Short Hops: Braves shortstop 2014 review, 2015 preview

BY foxsports • November 22, 2014's team of Braves writers are taking a look back at 2014, position by position, and breaking down what we know heading into the Winter Meetings Dec. 7-11 in San Diego. Here's a look at the shortstop position:

2: There isn't anyone that regularly watches Major League Baseball that hasn't been amazed by something Andrelton Simmons has done with his glove. It's absolutely awe-inspiring to watch his competetive spirit play out at shortstop. Simmons won his second Gold Glove in 2014, and finished first in baseball with a 3.9 defensive WAR.

21: When Simmons' batting average dropped from .289 to .248 from the 2012 season to 2013, while not ideal, his jump from three home runs to 17 lessened the blow of such a dramatic drop in average. Simmons finished the 2014 season with a .244 average, but his pop went away. With seven home runs, four triples and 18 doubles, Simmons finished with 21 fewer extra-base hits in 2014.
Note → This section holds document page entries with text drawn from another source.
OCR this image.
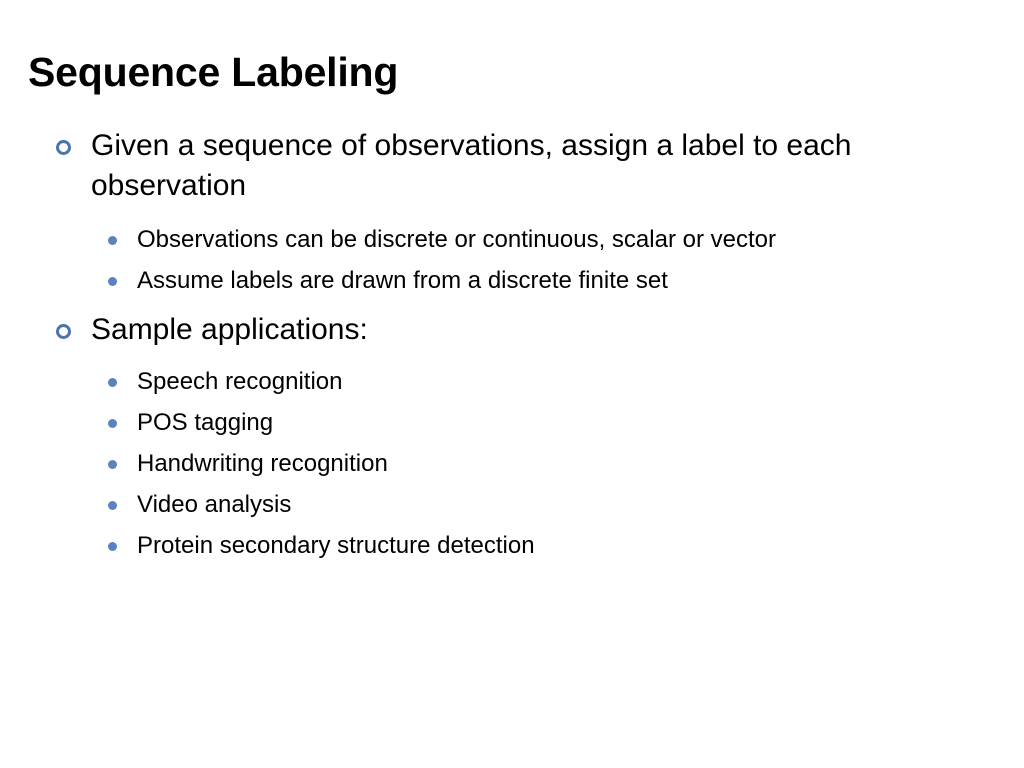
Sequence Labeling
Given a sequence of observations, assign a label to each observation
Observations can be discrete or continuous, scalar or vector
Assume labels are drawn from a discrete finite set
Sample applications:
Speech recognition
POS tagging
Handwriting recognition
Video analysis
Protein secondary structure detection
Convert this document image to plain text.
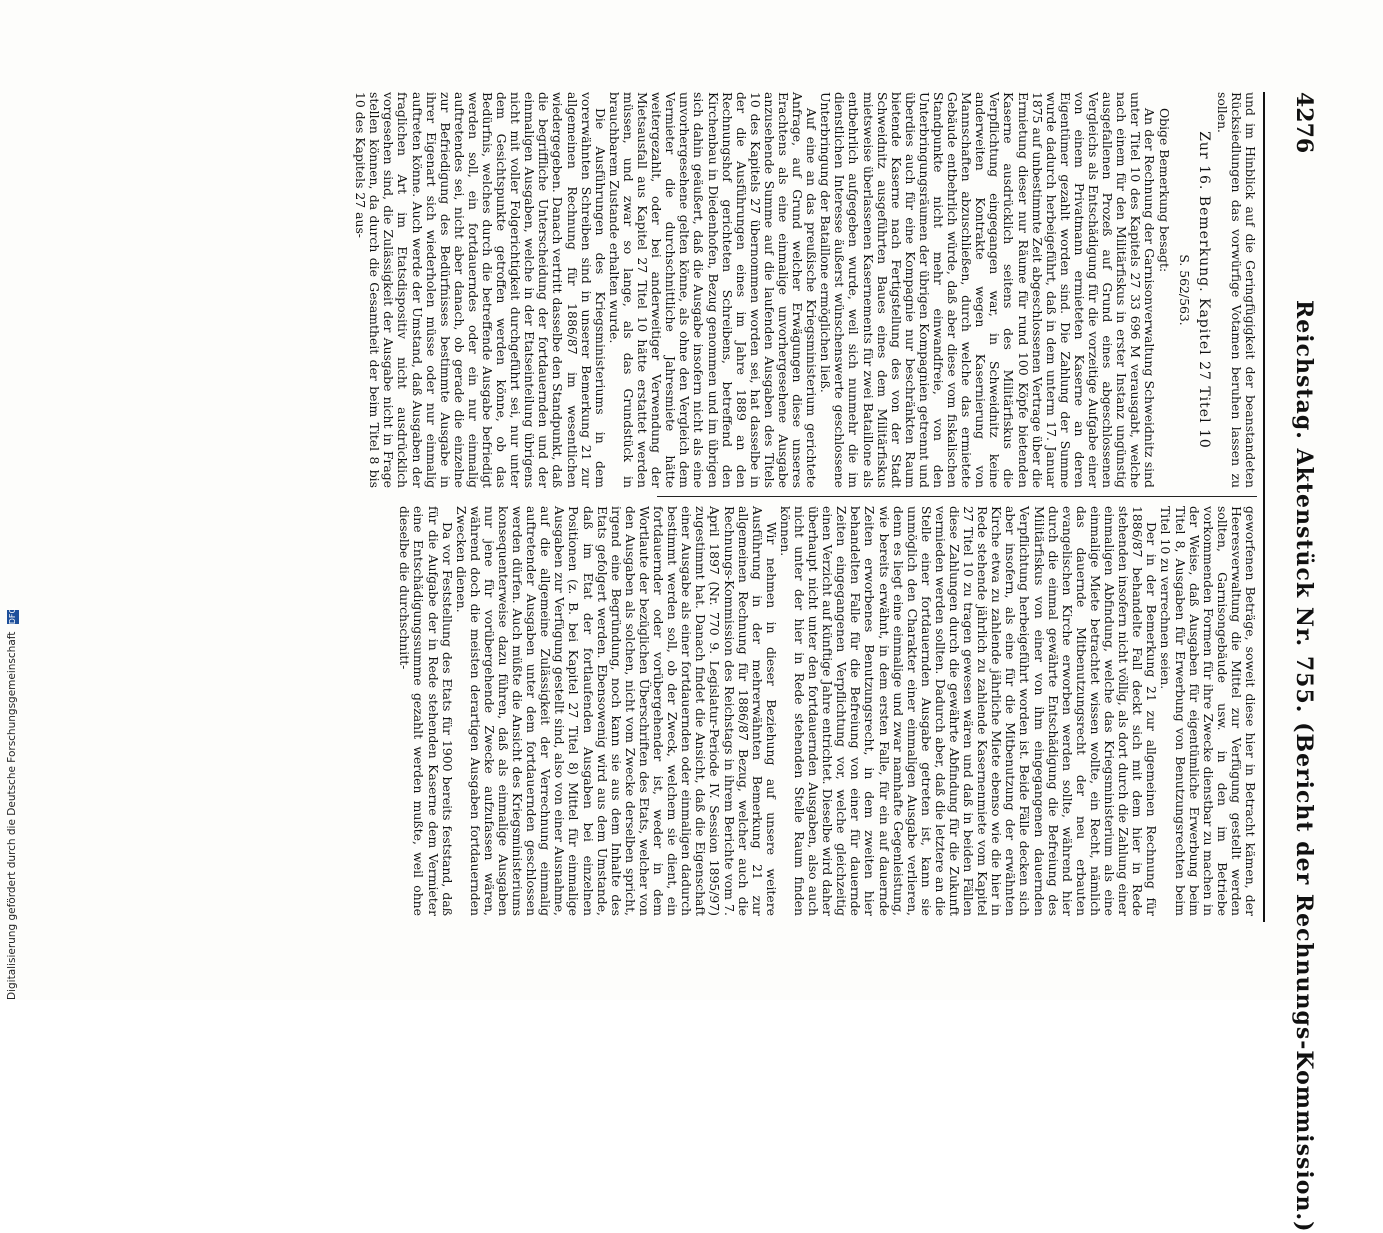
4276
Reichstag. Aktenstück Nr. 755. (Bericht der Rechnungs-Kommission.)

und im Hinblick auf die Geringfügigkeit der beanstandeten Rücksiedlungen das vorwürfige Votamen beruhen lassen zu sollen.

Zur 16. Bemerkung. Kapitel 27 Titel 10
S. 562/563.

Obige Bemerkung besagt:

An der Rechnung der Garnisonverwaltung Schweidnitz sind unter Titel 10 des Kapitels 27 33 696 M verausgabt, welche nach einem für den Militärfiskus in erster Instanz ungünstig ausgefallenen Prozeß auf Grund eines abgeschlossenen Vergleichs als Entschädigung für die vorzeitige Aufgabe einer von einem Privatmann ermieteten Kaserne an deren Eigentümer gezahlt worden sind. Die Zahlung der Summe wurde dadurch herbeigeführt, daß in dem unterm 17. Januar 1875 auf unbestimmte Zeit abgeschlossenen Vertrage über die Ermietung dieser nur Räume für rund 100 Köpfe bietenden Kaserne ausdrücklich seitens des Militärfiskus die Verpflichtung eingegangen war, in Schweidnitz keine anderweiten Kontrakte wegen Kasernierung von Mannschaften abzuschließen, durch welche das ermietete Gebäude entbehrlich würde, daß aber diese vom fiskalischen Standpunkte nicht mehr einwandfreie, von den Unterbringungsräumen der übrigen Kompagnien getrennt und überdies auch für eine Kompagnie nur beschränkten Raum bietende Kaserne nach Fertigstellung des von der Stadt Schweidnitz ausgeführten Baues eines dem Militärfiskus mietsweise überlassenen Kasernements für zwei Bataillone als entbehrlich aufgegeben wurde, weil sich nunmehr die im dienstlichen Interesse äußerst wünschenswerte geschlossene Unterbringung der Bataillone ermöglichen ließ.

Auf eine an das preußische Kriegsministerium gerichtete Anfrage, auf Grund welcher Erwägungen diese unseres Erachtens als eine einmalige unvorhergesehene Ausgabe anzusehende Summe auf die laufenden Ausgaben des Titels 10 des Kapitels 27 übernommen worden sei, hat dasselbe in der die Ausführungen eines im Jahre 1889 an den Rechnungshof gerichteten Schreibens, betreffend den Kirchenbau in Diedenhofen, Bezug genommen und im übrigen sich dahin geäußert, daß die Ausgabe insofern nicht als eine unvorhergesehene gelten könne, als ohne den Vergleich dem Vermieter die durchschnittliche Jahresmiete hätte weitergezahlt, oder bei anderweitiger Verwendung der Mietsausfall aus Kapitel 27 Titel 10 hätte erstattet werden müssen, und zwar so lange, als das Grundstück in brauchbarem Zustande erhalten wurde.

Die Ausführungen des Kriegsministeriums in dem vorerwähnten Schreiben sind in unserer Bemerkung 21 zur allgemeinen Rechnung für 1886/87 im wesentlichen wiedergegeben. Danach vertritt dasselbe den Standpunkt, daß die begriffliche Unterscheidung der fortdauernden und der einmaligen Ausgaben, welche in der Etatseinteilung übrigens nicht mit voller Folgerichtigkeit durchgeführt sei, nur unter dem Gesichtspunkte getroffen werden könne, ob das Bedürfnis, welches durch die betreffende Ausgabe befriedigt werden soll, ein fortdauerndes oder ein nur einmalig auftretendes sei, nicht aber danach, ob gerade die einzelne zur Befriedigung des Bedürfnisses bestimmte Ausgabe in ihrer Eigenart sich wiederholen müsse oder nur einmalig auftreten könne. Auch werde der Umstand, daß Ausgaben der fraglichen Art im Etatsdispositiv nicht ausdrücklich vorgesehen sind, die Zulässigkeit der Ausgabe nicht in Frage stellen können, da durch die Gesamtheit der beim Titel 8 bis 10 des Kapitels 27 aus-

geworfenen Beträge, soweit diese hier in Betracht kämen, der Heeresverwaltung die Mittel zur Verfügung gestellt werden sollten, Garnisongebäude usw. in den im Betriebe vorkommenden Formen für ihre Zwecke dienstbar zu machen in der Weise, daß Ausgaben für eigentümliche Erwerbung beim Titel 8, Ausgaben für Erwerbung von Benutzungsrechten beim Titel 10 zu verrechnen seien.

Der in der Bemerkung 21 zur allgemeinen Rechnung für 1886/87 behandelte Fall deckt sich mit dem hier in Rede stehenden insofern nicht völlig, als dort durch die Zahlung einer einmaligen Abfindung, welche das Kriegsministerium als eine einmalige Miete betrachtet wissen wollte, ein Recht, nämlich das dauernde Mitbenutzungsrecht der neu erbauten evangelischen Kirche erworben werden sollte, während hier durch die einmal gewährte Entschädigung die Befreiung des Militärfiskus von einer von ihm eingegangenen dauernden Verpflichtung herbeigeführt worden ist. Beide Fälle decken sich aber insofern, als eine für die Mitbenutzung der erwähnten Kirche etwa zu zahlende jährliche Miete ebenso wie die hier in Rede stehende jährlich zu zahlende Kasernenmiete vom Kapitel 27 Titel 10 zu tragen gewesen wären und daß in beiden Fällen diese Zahlungen durch die gewährte Abfindung für die Zukunft vermieden werden sollten. Dadurch aber, daß die letztere an die Stelle einer fortdauernden Ausgabe getreten ist, kann sie unmöglich den Charakter einer einmaligen Ausgabe verlieren, denn es liegt eine einmalige und zwar namhafte Gegenleistung, wie bereits erwähnt, in dem ersten Falle, für ein auf dauernde Zeiten erworbenes Benutzungsrecht, in dem zweiten hier behandelten Falle für die Befreiung von einer für dauernde Zeiten eingegangenen Verpflichtung vor, welche gleichzeitig einen Verzicht auf künftige Jahre entrichtet. Dieselbe wird daher überhaupt nicht unter den fortdauernden Ausgaben, also auch nicht unter der hier in Rede stehenden Stelle Raum finden können.

Wir nehmen in dieser Beziehung auf unsere weitere Ausführung in der mehrerwähnten Bemerkung 21 zur allgemeinen Rechnung für 1886/87 Bezug, welcher auch die Rechnungs-Kommission des Reichstags in ihrem Berichte vom 7. April 1897 (Nr. 770 9. Legislatur-Periode IV. Session 1895/97) zugestimmt hat. Danach findet die Ansicht, daß die Eigenschaft einer Ausgabe als einer fortdauernden oder einmaligen dadurch bestimmt werden soll, ob der Zweck, welchem sie dient, ein fortdauernder oder vorübergehender ist, weder in dem Wortlaute der bezüglichen Überschriften des Etats, welcher von den Ausgaben als solchen, nicht vom Zwecke derselben spricht, irgend eine Begründung, noch kann sie aus dem Inhalte des Etats gefolgert werden. Ebensowenig wird aus dem Umstande, daß im Etat der fortlaufenden Ausgaben bei einzelnen Positionen (z. B. bei Kapitel 27 Titel 8) Mittel für einmalige Ausgaben zur Verfügung gestellt sind, also von einer Ausnahme, auf die allgemeine Zulässigkeit der Verrechnung einmalig auftretender Ausgaben unter dem fortdauernden geschlossen werden dürfen. Auch müßte die Ansicht des Kriegsministeriums konsequenterweise dazu führen, daß als einmalige Ausgaben nur jene für vorübergehende Zwecke aufzufassen wären, während doch die meisten derartigen Ausgaben fortdauernden Zwecken dienen.

Da vor Feststellung des Etats für 1900 bereits feststand, daß für die Aufgabe der in Rede stehenden Kaserne dem Vermieter eine Entschädigungssumme gezahlt werden mußte, weil ohne dieselbe die durchschnitt-

Digitalisierung gefördert durch die Deutsche Forschungsgemeinschaft DFG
30.2 / 78.4: There are likely a number of reasons why Simmons' power numbers went down last season. One of which might be that he was swinging at bad pitches. Simmons swung at pitches outside the strike zone 30.2 percent of the time in 2014, up from 29.1 percent the previous season. He also made contact with more pitches outside the strike zone (78.4 percent, compared to 76.9 percent in 2013).

When Simmons launched 17 bombs during the 2013 season, he convinced many that he could be a power hitter. He may have convinced himself too.

He's not.

At no point in time (outside of 2013) during his career, has Simmons been a home-run threat. In 1,042 plate appearances in the minors, he hit six home runs. Sure, he hit 55 doubles, which hinted toward a slight power improvement, but nothing he did from 2010 to 2012 led anyone to think 17 homers was in Simmons' arsenal.

The Braves don't need him to be a home run threat anyway.

Simmons' low hit rate (26.2 percent) and high contact rate (89.6 percent) show that his batting average should be more like his 2012 total (.289) than his combined showing over the past two seasons (.246). Think around .270 when projecting Simmons' batting average moving forward.

If Simmons can bring his fly ball rate up (he hit a low 31.2 percent in 2013), and match his HR/FB ratio (7.9 percent) from 2013, he might be able to reach double digits, but don't expect a return to his 2012 level.

Outside of the fact that the Braves didn't hit like expected last season, one of the more perplexing issues at the plate revolved around where to place batters in the lineup.

Jason Heyward wasn't a prototypical leadoff hitter, but he was the best suited hitter on Atlanta's roster for the job. Manager Fredi Gonzalez also had trouble finding a spot for Simmons.

Simmons hit in seven different spots in the batting order: First, second, fifth, sixth, seventh, eighth and ninth. But the three spots he occupied most frequently were second (35 games), seventh (41) and eighth (49).

Gonzalez said that one of the mysteries as to why Simmons hit better lower in the lineup was that he was a free spirit with the bat. His statistics were as interesting as Gonzalez' comments.

While he hit for a higher average (.268) at the two spot, he had a higher rate of extra-base hits when he was in the seven or eight hole. If Gonzalez has his way, expect Simmons to hit near the bottom of batting order in 2015.

The Braves had four players start at shortstop in 2014: Simmons, Ramiro Pena, Phil Gosselin and Emilio Bonifacio. Only two are left on the roster.

Pena was designated for assignment on Nov. 19, and Bonifacio is a free agent. Since the Braves traded Tommy La Stella, Gosselin is slated (at least right now) to play second base.

That leaves Simmons and Gosselin as the only players on the roster that started a game at shortstop. Simmons only missed 21 games over the last two seasons, so he is pretty rock solid in the playing time department. But the Braves will still need to do something.

If Atlanta promotes Jose Peraza to play second, that will leave Gosselin to back up both middle infield spots. Problem solved.

But that's only one option.

The Braves could also look to add a starting second baseman via free agency or a trade, and once again Gosselin would become the backup at both second and shortstop. Or Atlanta could bring in a backup at shortstop.

Either way, expect whatever option the Braves use to find a backup for Simmons to be a cheap one.